Table 1: VARIABLE DESCRIPTIONS
PassengerId
Identification Number
Survived
Survival (0 = No; 1 = Yes)
Pclass
Passenger Class (1 = 1st; 2 = 2nd; 3 = 3rd)
Name
Name
Sex
Sex
Age
Age
SibSp
Number of Siblings/Spouses Aboard
Parch
Number of Parents/Children Aboard
Ticket
Ticket Number
Fare
Passenger Fare
Cabin
Cabin
Embarked
Port of Embarkation (C = Cherbourg; Q = Queenstown; S = Southampton)
Perform the following tasks:
Part 1: Importing Data into R
i. Import the titanic dataset into RStudio using read.table(). Use the argument as.is = TRUE. The dataset should be stored in a data frame called titanic.
ii. How many rows and columns does titanic have? (If there are not 891 rows and 12 columns something is wrong. Check part (i) to see what could have gone wrong.)
iii. Create a new variable in the data frame called Survived.Word. It should read either “survived” or “died” indicating whether the passenger survived or died. This variable should be of type ‘character’.
Part 2: Exploring the Data in R
i. Use the apply() function to calculate the mean of the variables Survived, Age, and Fare. This will require using the apply() function on a sub-matrix of dimension 891×3. Explain what the mean of Survived tells us. One of the mean values is NA. Which variable has a mean value of NA and why is this the case?
ii. Compute the proportion of female passengers who survived the titanic disaster. Round your answer to 2 decimals using the round() function. Hint ?round. Note: This is not a conditional probability.
iii. Of the survivors, compute the proportion of female passengers. Round your answer to 2 decimals. This answer may take a few lines of code. One strategy would be to create a survivors matrix that only includes individuals who survived the disaster. Then using the survived matrix, calculate the proportion of females. Note: This is a conditional probability.
iv. Use the following code to create an empty numeric vector of length three called Pclass.Survival. We will fill in the elements of Pclass.Survival with the survival rates of the three classes.

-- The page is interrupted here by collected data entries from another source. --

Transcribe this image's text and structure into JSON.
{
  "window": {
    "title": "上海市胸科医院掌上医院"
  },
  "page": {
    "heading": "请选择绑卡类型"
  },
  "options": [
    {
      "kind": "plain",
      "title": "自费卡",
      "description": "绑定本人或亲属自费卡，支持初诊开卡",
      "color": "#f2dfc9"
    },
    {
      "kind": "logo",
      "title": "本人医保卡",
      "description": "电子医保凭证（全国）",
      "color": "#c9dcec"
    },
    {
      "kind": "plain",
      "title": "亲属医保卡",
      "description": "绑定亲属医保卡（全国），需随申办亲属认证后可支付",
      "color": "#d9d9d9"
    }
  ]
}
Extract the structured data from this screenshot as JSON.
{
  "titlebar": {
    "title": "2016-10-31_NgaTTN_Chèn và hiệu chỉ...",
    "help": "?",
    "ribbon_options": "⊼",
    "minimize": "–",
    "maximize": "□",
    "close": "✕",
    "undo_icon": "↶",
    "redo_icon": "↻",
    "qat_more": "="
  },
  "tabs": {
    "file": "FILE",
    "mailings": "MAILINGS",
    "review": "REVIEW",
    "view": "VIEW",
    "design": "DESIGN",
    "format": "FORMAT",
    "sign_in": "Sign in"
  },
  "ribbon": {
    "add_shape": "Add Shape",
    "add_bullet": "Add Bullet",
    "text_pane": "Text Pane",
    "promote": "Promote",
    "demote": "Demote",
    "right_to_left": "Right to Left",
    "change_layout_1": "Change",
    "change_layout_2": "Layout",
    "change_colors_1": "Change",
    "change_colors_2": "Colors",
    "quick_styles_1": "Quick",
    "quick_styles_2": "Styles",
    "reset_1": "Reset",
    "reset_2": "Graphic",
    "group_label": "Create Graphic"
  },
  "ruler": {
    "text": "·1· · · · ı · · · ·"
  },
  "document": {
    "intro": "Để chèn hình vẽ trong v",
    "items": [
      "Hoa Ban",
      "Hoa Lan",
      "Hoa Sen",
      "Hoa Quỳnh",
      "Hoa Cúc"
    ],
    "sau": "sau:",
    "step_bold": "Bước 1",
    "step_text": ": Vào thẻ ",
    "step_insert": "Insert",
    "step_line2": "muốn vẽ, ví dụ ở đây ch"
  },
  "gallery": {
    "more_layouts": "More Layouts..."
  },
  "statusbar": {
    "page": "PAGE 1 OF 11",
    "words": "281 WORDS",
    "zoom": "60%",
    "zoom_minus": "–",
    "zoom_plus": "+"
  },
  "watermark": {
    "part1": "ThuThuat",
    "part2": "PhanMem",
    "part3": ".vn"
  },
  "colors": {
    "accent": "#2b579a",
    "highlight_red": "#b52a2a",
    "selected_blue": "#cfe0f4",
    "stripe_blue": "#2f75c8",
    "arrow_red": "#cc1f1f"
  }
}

classes <- sort(unique(titanic$Pclass)) Pclass.Survival <- vector("numeric", length = 3) names(Pclass.Survival) <- classes
Next use a for loop to fill in the Pclass.Survival vector with the survival rates for each class. The statements inside the loop should update the vector Pclass.Survival with the survival rate (the proportion of people who survived) for each class. Your loop should look like the following, with of course, your own code added inside the loop.
for (i in 1:3) {
code that fills in the Pclass.Survival vector
}
The elements in the Pclass.Survival vector should be rounded to two decimal places.
v. Now create a Pclass.Survival2 vector that should equal the Pclass.Survival vector from the previous question, but use the tapply() function. Again, round the values to 2 decimals.
vi. Does there appear to be a relationship between survival rate and class?